Не нравится Метелину этот новый Хикеракли, злой да равнодушный. И ясно, что злоба эта вся внутрь обращена, что себя он поедом ест, а Метелин — а что Метелин? Его и нет тут почти, правда это. И глаза ей колоть уже некому. Метелин пока бродил по городу и думы всякие думал, хотел, конечно, Хикеракли за предательство отомстить. Обиду свою выместить. Хотел, чтоб Хикеракли помучился хорошенько, чтоб совесть его извела. Но ведь на самом-то деле — нет. Уж точно не такого. Встряхнуть бы его, а вот когда встряхнётся, тогда можно и ответов требовать.
— Ты прости его, — говорит Хикеракли вдруг, и так это неожиданно, что Метелин выбивается на секунду из равновесия. Он-то ждал естественного и понятного “прости меня”, и какого такого “его” ему ещё прощать надобно, не знает даже. Но только Хикеракли продолжает:
— Я не знал. Да и он не знал тоже, а теперича что уже. Как лучше хотел, как благороднее. Но кто бы ни стрелял, Саш, а итог-то один. Я это давно уже понял, а он, может, сейчас поймёт. Хотя и без разницы.
“Он” — это Твирин, стало быть. Твирин, из-за которого всё завертелось, да закрутилось, да прахом пошло. К которому одному Метелин мог обратиться в конце. Как к постороннему и одновременно посреди всего стоящему. Чтоб уколоть побольнее друзей своих бывших и для поэтической дурацкой справедливости. Твирин, который слово дал — и не сдержал в итоге. И всё ж таки сдержал. Метелин тоже понимает теперь — один итог. Простить его. Простить.

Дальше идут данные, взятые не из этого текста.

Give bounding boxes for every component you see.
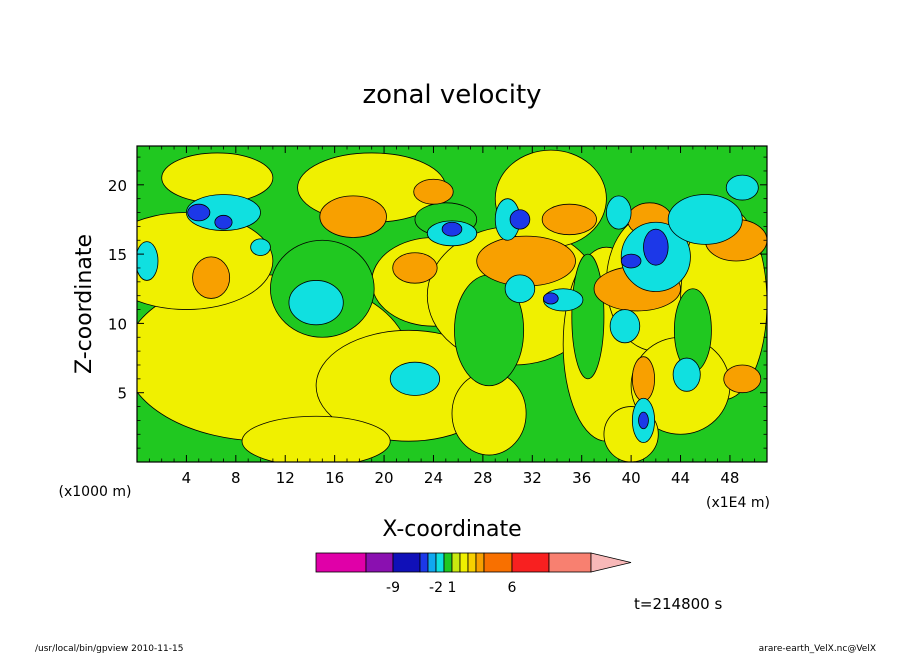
colorbar-arrow: [590, 552, 632, 573]
colorbar-band: [483, 552, 513, 573]
colorbar-band: [459, 552, 469, 573]
colorbar-band: [475, 552, 485, 573]
contour-region-45: [137, 241, 159, 281]
y-axis: 5 10 15 20: [108, 156, 767, 449]
y-tick-label: 15: [108, 246, 127, 264]
contour-region-52: [643, 228, 669, 266]
colorbar-tick-label: -2: [429, 580, 443, 596]
x-tick-label: 24: [424, 469, 443, 487]
contour-region-29: [631, 356, 655, 402]
contour-region-35: [250, 238, 271, 256]
colorbar-band: [419, 552, 429, 573]
contour-region-32: [288, 280, 344, 326]
colorbar-tick-label: 1: [448, 580, 457, 596]
contour-region-51: [441, 221, 463, 237]
x-tick-label: 36: [572, 469, 591, 487]
colorbar-tick-label: 6: [508, 580, 517, 596]
contour-region-34: [186, 194, 261, 231]
y-tick-label: 10: [108, 315, 127, 333]
colorbar-band: [548, 552, 592, 573]
x-tick-label: 28: [473, 469, 492, 487]
x-tick-label: 8: [231, 469, 241, 487]
contour-region-33: [389, 361, 441, 396]
contour-region-40: [609, 309, 641, 344]
colorbar-band: [467, 552, 477, 573]
footer-left: /usr/local/bin/gpview 2010-11-15: [35, 644, 183, 654]
chart-title: zonal velocity: [362, 80, 541, 110]
contour-region-46: [606, 195, 632, 230]
colorbar-band: [511, 552, 550, 573]
colorbar-band: [392, 552, 421, 573]
x-unit-right: (x1E4 m): [706, 495, 770, 511]
contour-region-48: [187, 203, 211, 222]
x-tick-label: 4: [182, 469, 192, 487]
footer-right: arare-earth_VelX.nc@VelX: [759, 644, 876, 654]
x-unit-left: (x1000 m): [59, 484, 132, 500]
colorbar-band: [365, 552, 394, 573]
time-label: t=214800 s: [634, 595, 722, 613]
x-tick-label: 40: [622, 469, 641, 487]
x-tick-label: 20: [375, 469, 394, 487]
contour-region-21: [319, 195, 387, 238]
contour-region-55: [543, 292, 559, 305]
plot-frame: [136, 145, 768, 463]
x-tick-label: 12: [276, 469, 295, 487]
colorbar-band: [315, 552, 367, 573]
contour-region-42: [667, 194, 743, 245]
y-tick-label: 20: [108, 177, 127, 195]
contour-region-49: [214, 214, 233, 230]
contour-region-38: [504, 274, 536, 304]
contour-region-47: [725, 174, 759, 201]
colorbar-band: [427, 552, 437, 573]
x-tick-label: 44: [671, 469, 690, 487]
colorbar-band: [435, 552, 445, 573]
contour-region-44: [672, 357, 701, 392]
contour-region-24: [541, 203, 597, 236]
y-tick-label: 5: [117, 385, 127, 403]
plot-area: [137, 146, 767, 462]
contour-region-17: [571, 253, 605, 380]
contour-region-22: [413, 178, 454, 205]
colorbar-tick-label: -9: [386, 580, 400, 596]
y-axis-label: Z-coordinate: [72, 234, 97, 374]
contour-region-54: [638, 411, 649, 430]
x-tick-label: 48: [720, 469, 739, 487]
x-axis: 4 8 12 16 20 24 28 32 36 40 44 48: [148, 146, 756, 487]
colorbar-band: [443, 552, 453, 573]
colorbar-band: [451, 552, 461, 573]
x-tick-label: 32: [523, 469, 542, 487]
colorbar: -9 -2 1 6: [315, 552, 632, 596]
contour-region-30: [723, 364, 762, 394]
x-axis-label: X-coordinate: [382, 517, 521, 542]
contour-region-11: [241, 415, 391, 462]
contour-region-20: [192, 256, 231, 299]
contour-region-23: [392, 252, 438, 284]
x-tick-label: 16: [325, 469, 344, 487]
contour-region-53: [620, 253, 642, 269]
contour-region-50: [509, 209, 531, 230]
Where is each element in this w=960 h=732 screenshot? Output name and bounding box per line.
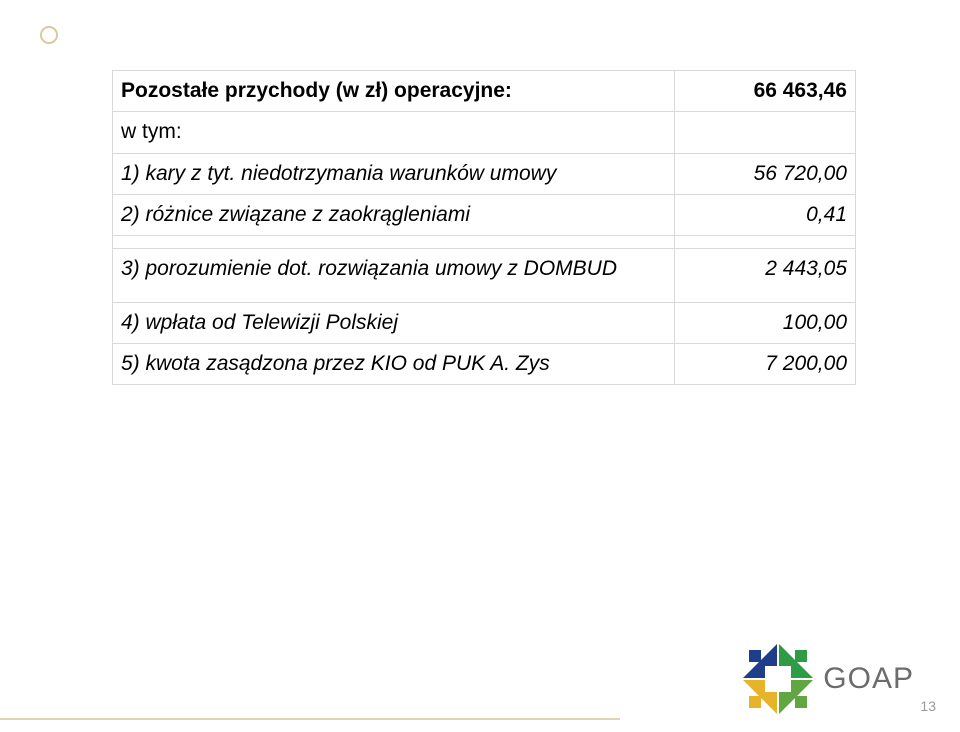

— Как твиров бальзам рыж… — Хикеракли смотрит задумчиво и, мнится Метелину, что с тоской на бутылку, но стекло её мутно и зелено, а бальзам выпит весь. — А хороший бальзамчик был, не поскупился хозяин. Ну как. Мог бы и две сразу выставить. Но нет так нет. А знаешь, я, может, в том и виноват, что его более всех уберечь хотел. Не преуспел, как видите. Я, может, думал…
Бутылка бьёт по столу, перебивает. Один раз. И повисает тишина, но не как прежде, вот ещё минутой ранее, а другая. И будто свет становится чуть ярче, а может, просто блик по стене скользнул. Метелин всё же говорит неслышно вслух:
— Прощаю.
Хикеракли головой кивает — ему или мыслям своим, которые пускай уж при себе держит, пожалуй. Хлопает решительно руками по коленям и почти даже не шатается от того:
— Так, Саша. Чего мы тут сидим, сопли на кулак наматываем? Ни к чему это. Пойдём-ка лучше… — он нагибается вперёд, щурится в стенку левее Метелина пьяно, но с хитрецой, — …к хэру нашему Ройшу. Столкнём, так сказать, рациональное с потусторонним и на реакцию полюбуемся.
И вроде не хочется Метелину ни Хикеракли потворствовать, ни над хэром Ройшем шутки шутить, но всё какое-никакое разнообразие. Всё — живое. А там, быть может, и ответы появятся. Две головы — хорошо, но с хэр-Ройшевой и впрямь будет лучше. Как сказал бы Хикеракли, пер-спек-тив-не-е. Он ставит бутылку в последний раз со звоном на стол в знак согласия и выходит в призывно распахнутую дверь.